A Singaporean man pleaded guilty in Washington on Friday to acting as an unregistered agent of the Chinese government by identifying potential recruitment targets for Beijing’s intelligence services while working in Washington as an academic researcher and foreign policy consultant on China.
In plea papers, Yeo admitted trying to cultivate relationships with Americans — including U.S. government and military officials with high-level security clearances — since 2015 while serving in academic posts at Singapore’s top university and at George Washington University in D.C. According to court documents, Yeo identified those with “nonpublic information” of value to Chinese intelligence.
“Yes, your honor, I am guilty,” Yeo said during a hearing after striking a plea deal with U.S. prosecutors that includes deportation after prison. The charge carries a maximum 10-year term, although as a first offender, Yeo would likely receive far less time at sentencing Oct. 9. He remains in custody after being arrested in November upon return to a U.S. airport from overseas, court filings said.
The case comes as the Justice Department has prioritized countering Chinese national security threats since 2018, including the alleged widespread theft of industry and government secrets. Yeo’s case shows how Beijing can exploit non-Chinese nationals, the Internet and the openness of American society to directly target financially vulnerable officials in the federal government’s backyard, acting U.S. attorney Michael R. Sherwin of the District said in announcing the plea with the Justice Department’s national security division.
According to court filings, Yeo initially began targeting other Asian countries, before focusing on the United States under orders from several contacts in Chinese intelligence services. Four contacts approached him after he gave a presentation in Beijing in 2015 on the political situation in Southeast Asia, court filings said.
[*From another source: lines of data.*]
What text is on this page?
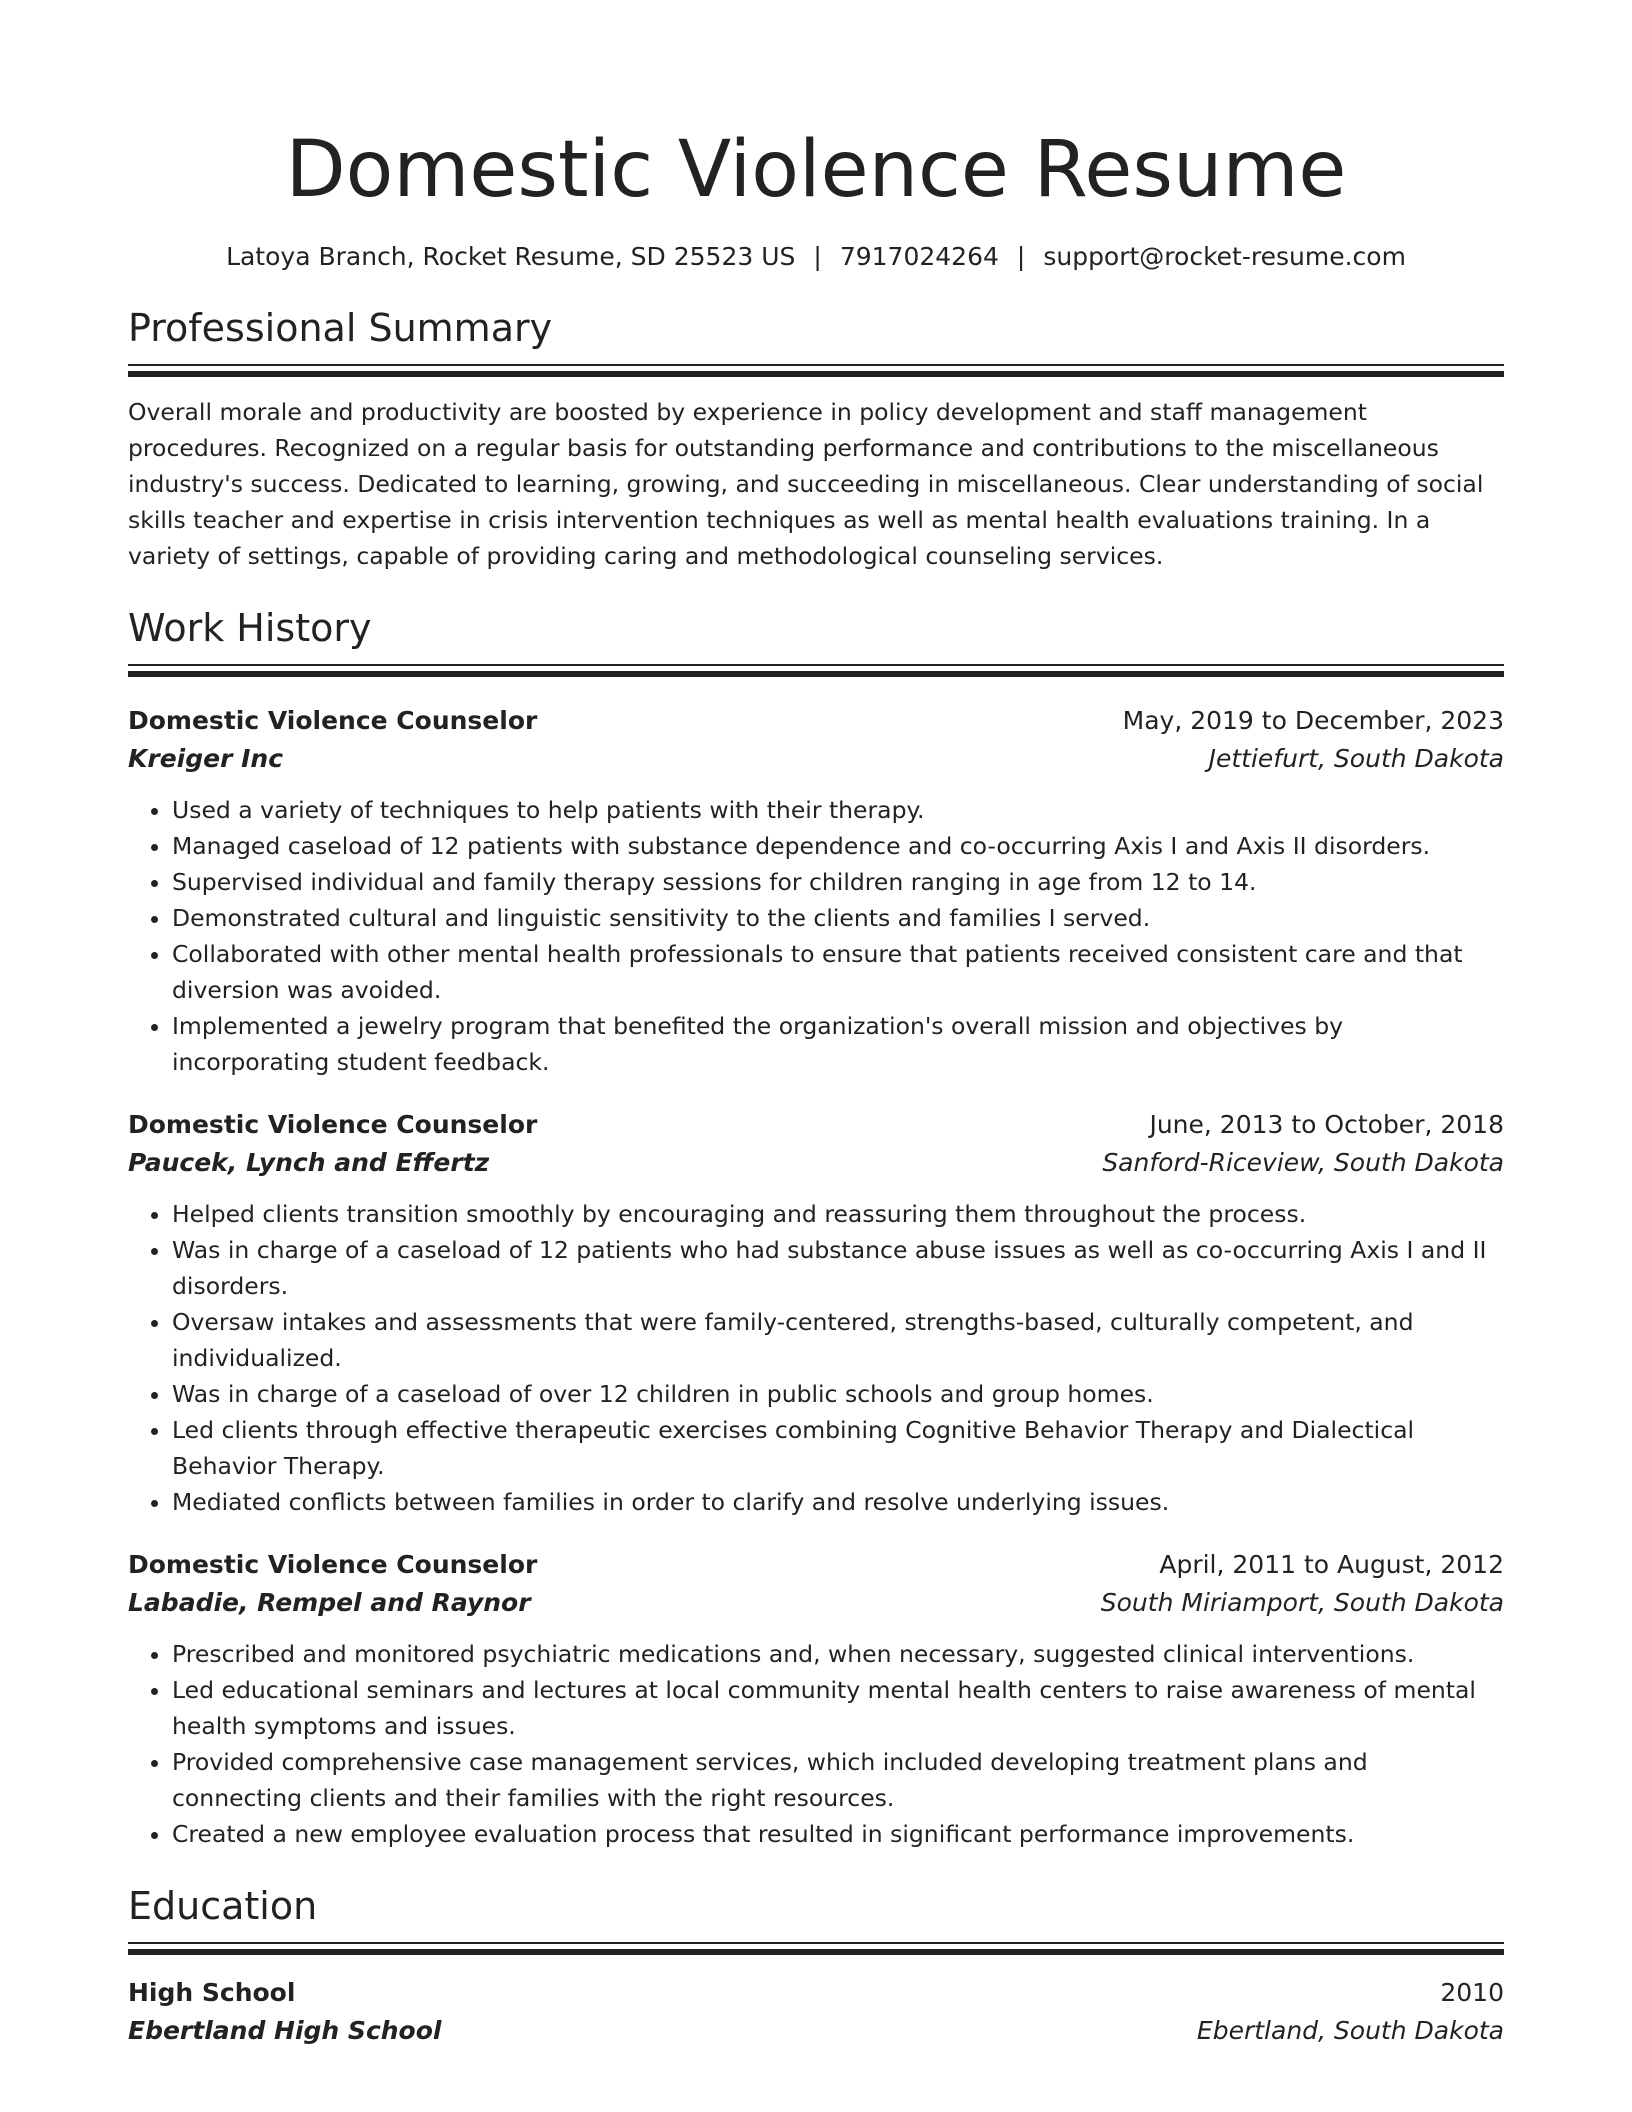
Domestic Violence Resume
Latoya Branch, Rocket Resume, SD 25523 US | 7917024264 | support@rocket-resume.com
Professional Summary
Overall morale and productivity are boosted by experience in policy development and staff management procedures. Recognized on a regular basis for outstanding performance and contributions to the miscellaneous industry's success. Dedicated to learning, growing, and succeeding in miscellaneous. Clear understanding of social skills teacher and expertise in crisis intervention techniques as well as mental health evaluations training. In a variety of settings, capable of providing caring and methodological counseling services.
Work History
Domestic Violence Counselor	May, 2019 to December, 2023
Kreiger Inc	Jettiefurt, South Dakota
• Used a variety of techniques to help patients with their therapy.
• Managed caseload of 12 patients with substance dependence and co-occurring Axis I and Axis II disorders.
• Supervised individual and family therapy sessions for children ranging in age from 12 to 14.
• Demonstrated cultural and linguistic sensitivity to the clients and families I served.
• Collaborated with other mental health professionals to ensure that patients received consistent care and that diversion was avoided.
• Implemented a jewelry program that benefited the organization's overall mission and objectives by incorporating student feedback.
Domestic Violence Counselor	June, 2013 to October, 2018
Paucek, Lynch and Effertz	Sanford-Riceview, South Dakota
• Helped clients transition smoothly by encouraging and reassuring them throughout the process.
• Was in charge of a caseload of 12 patients who had substance abuse issues as well as co-occurring Axis I and II disorders.
• Oversaw intakes and assessments that were family-centered, strengths-based, culturally competent, and individualized.
• Was in charge of a caseload of over 12 children in public schools and group homes.
• Led clients through effective therapeutic exercises combining Cognitive Behavior Therapy and Dialectical Behavior Therapy.
• Mediated conflicts between families in order to clarify and resolve underlying issues.
Domestic Violence Counselor	April, 2011 to August, 2012
Labadie, Rempel and Raynor	South Miriamport, South Dakota
• Prescribed and monitored psychiatric medications and, when necessary, suggested clinical interventions.
• Led educational seminars and lectures at local community mental health centers to raise awareness of mental health symptoms and issues.
• Provided comprehensive case management services, which included developing treatment plans and connecting clients and their families with the right resources.
• Created a new employee evaluation process that resulted in significant performance improvements.
Education
High School	2010
Ebertland High School	Ebertland, South Dakota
Although Yeo refused to sign a contract with the People’s Liberation Army, he worked with operatives to pay American targets to write reports for “clients in Asia” without revealing their work was going to the Chinese government, he said in a sworn statement of offense. At the operatives’ direction, he admitted, he set up and posted job listings in 2018 for a fake consulting firm, Resolute Consulting of Singapore, the same name as a prominent U.S. public and government relations firm.
Yeo received more than 400 résumés — 90 percent from U.S. military and government personnel with security clearances — and he forward some to his handlers, he told U.S. investigators, according to court documents.
Yeo also mined a professional networking website — unnamed in court filings but confirmed as LinkedIn, a person familiar with the case said — to find individuals with promising résumés and job descriptions for recruitment.
FBI Washington field office head Timothy R. Slater reminded U.S. citizens, “especially those holding security clearances, to be cautious when being approached by individuals on social media sites with implausible career opportunities.”
Spokesmen for the Chinese Embassy in Washington did not respond to a request for comment. A GWU spokeswoman confirmed that Yeo was a visiting scholar for six months in 2019 but had no employment or student relationship, nor did he receive any kind of funding from the university.
Yeo used his time as a GWU fellow from January to July 2019 to network with individuals with lobbying firms and defense contractors at events and think tank talks, according to the statement of offense.
Under the direction of Chinese intelligence, he said, he was instructed to spot targets in sensitive positions who were dissatisfied with their work or having financial difficulties.
Just as Yeo was recruited by intelligence contacts who claimed to represent China-based think tanks and offered money in exchange for political reports and information, his contacts tasked him to approach his American targets for “scuttlebutt” about international political, economic and diplomatic matters.
Yeo admitted paying $1,000 or $2,000 to one such State Department employee to write about a sitting U.S. Cabinet member in 2018 or 2019.
Yeo also recruited an American civilian with a high-level security clearance who worked on the U.S. Air Force’s F-35B fighter program to write a report and discuss the implications of Japanese purchases, according to his plea. Yeo contacted him through LinkedIn, according to court records and the person familiar with the case, and the civilian confided to having money problems.
Yeo paid at least $2,000 to a U.S. Army officer posted at the Pentagon who said he was traumatized by his military tours in Afghanistan to write a report about how the U.S. withdrawal from Afghanistan would impact China, according to plea papers. Yeo did not disclose that the work would be given to the Beijing government, filings said.
Yeo traveled frequently to China to meet with operatives, his offense statement said, and he was told by one of them that authorities wanted to conceal his identity after he complained that he was regularly pulled out of the customs line and taken to a separate office for admission.
Yeo returned to the United States in November, planning to ask the Army officer to provide classified information and to reveal he was working for the Chinese government, the plea statement said. Instead, he was stopped on arrival by law enforcement, questioned and eventually arrested.